Grand Prix de Chantilly
- Class: Group 2
- Location: Chantilly Racecourse Chantilly, France
- Race type: Flat / Thoroughbred
- Website: france-galop.com

Race information
- Distance: 2,400 metres (1½ miles)
- Surface: Turf
- Track: Right-handed
- Qualification: Four-years-old and up
- Weight: 56 kg Allowances 1½ kg for fillies and mares Penalties 3 kg for Group 1 winners * 2 kg for Group 2 winners * 1 kg if two Group 3 wins * * since July 1 last year
- Purse: €130,000 (2022) 1st: €74,100

= Grand Prix de Chantilly =

Flat horse race in France

The Grand Prix de Chantilly is a Group 2 flat horse race in France open to thoroughbreds aged four years or older.
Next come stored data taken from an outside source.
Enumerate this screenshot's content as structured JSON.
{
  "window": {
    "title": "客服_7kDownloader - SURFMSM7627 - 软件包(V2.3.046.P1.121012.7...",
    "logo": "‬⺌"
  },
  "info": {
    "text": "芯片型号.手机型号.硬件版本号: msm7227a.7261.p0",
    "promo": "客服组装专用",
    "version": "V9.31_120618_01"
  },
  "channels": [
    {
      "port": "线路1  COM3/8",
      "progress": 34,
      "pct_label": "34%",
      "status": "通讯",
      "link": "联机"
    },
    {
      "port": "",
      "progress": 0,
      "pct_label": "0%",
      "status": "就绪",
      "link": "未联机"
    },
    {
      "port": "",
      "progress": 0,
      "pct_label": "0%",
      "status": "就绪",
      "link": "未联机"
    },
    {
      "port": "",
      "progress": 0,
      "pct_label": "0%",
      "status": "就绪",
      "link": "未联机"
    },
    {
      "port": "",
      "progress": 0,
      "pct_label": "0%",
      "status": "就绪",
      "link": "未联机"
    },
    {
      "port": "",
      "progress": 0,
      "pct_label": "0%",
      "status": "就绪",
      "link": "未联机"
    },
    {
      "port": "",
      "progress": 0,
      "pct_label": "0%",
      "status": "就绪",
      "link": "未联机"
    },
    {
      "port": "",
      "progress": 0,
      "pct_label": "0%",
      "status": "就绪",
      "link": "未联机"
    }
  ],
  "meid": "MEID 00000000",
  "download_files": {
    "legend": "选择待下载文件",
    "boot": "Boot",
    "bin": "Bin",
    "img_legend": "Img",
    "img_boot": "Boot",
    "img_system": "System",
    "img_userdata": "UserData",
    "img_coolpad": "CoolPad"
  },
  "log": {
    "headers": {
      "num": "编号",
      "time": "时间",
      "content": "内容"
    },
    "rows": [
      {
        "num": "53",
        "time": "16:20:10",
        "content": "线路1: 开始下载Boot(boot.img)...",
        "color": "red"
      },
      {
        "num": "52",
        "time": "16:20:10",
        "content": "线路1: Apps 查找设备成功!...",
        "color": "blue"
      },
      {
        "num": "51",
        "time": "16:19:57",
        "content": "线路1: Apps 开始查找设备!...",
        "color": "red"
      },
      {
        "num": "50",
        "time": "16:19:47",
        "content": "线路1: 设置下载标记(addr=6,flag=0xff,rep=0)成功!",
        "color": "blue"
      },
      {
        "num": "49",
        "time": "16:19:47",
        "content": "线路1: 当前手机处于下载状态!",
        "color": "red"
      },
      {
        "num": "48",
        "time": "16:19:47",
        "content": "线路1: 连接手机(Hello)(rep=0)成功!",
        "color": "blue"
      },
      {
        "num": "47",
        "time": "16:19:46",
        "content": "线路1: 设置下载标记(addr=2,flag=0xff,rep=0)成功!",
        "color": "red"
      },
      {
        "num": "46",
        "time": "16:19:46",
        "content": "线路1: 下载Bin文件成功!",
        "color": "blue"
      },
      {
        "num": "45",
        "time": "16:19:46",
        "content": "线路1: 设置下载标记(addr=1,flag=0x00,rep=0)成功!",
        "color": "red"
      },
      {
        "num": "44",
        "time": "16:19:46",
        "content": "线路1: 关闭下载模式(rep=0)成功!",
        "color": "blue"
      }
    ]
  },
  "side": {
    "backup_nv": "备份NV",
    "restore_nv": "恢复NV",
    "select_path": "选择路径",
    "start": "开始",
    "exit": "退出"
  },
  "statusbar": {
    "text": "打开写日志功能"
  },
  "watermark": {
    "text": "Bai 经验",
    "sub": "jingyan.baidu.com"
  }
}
It is run at Chantilly over a distance of 2,400 metres (about 1½ miles), and it is scheduled to take place each year in late May or early June.

The event replaced the Grand Prix d'Évry, a race established when Évry Racecourse opened in 1973. It was run each year until the venue closed in 1996, and the present version was introduced at Chantilly in 1997.

The leading horses from the Grand Prix de Chantilly often go on to compete in the Grand Prix de Saint-Cloud. The last to win both in the same year was Waldgeist in 2018.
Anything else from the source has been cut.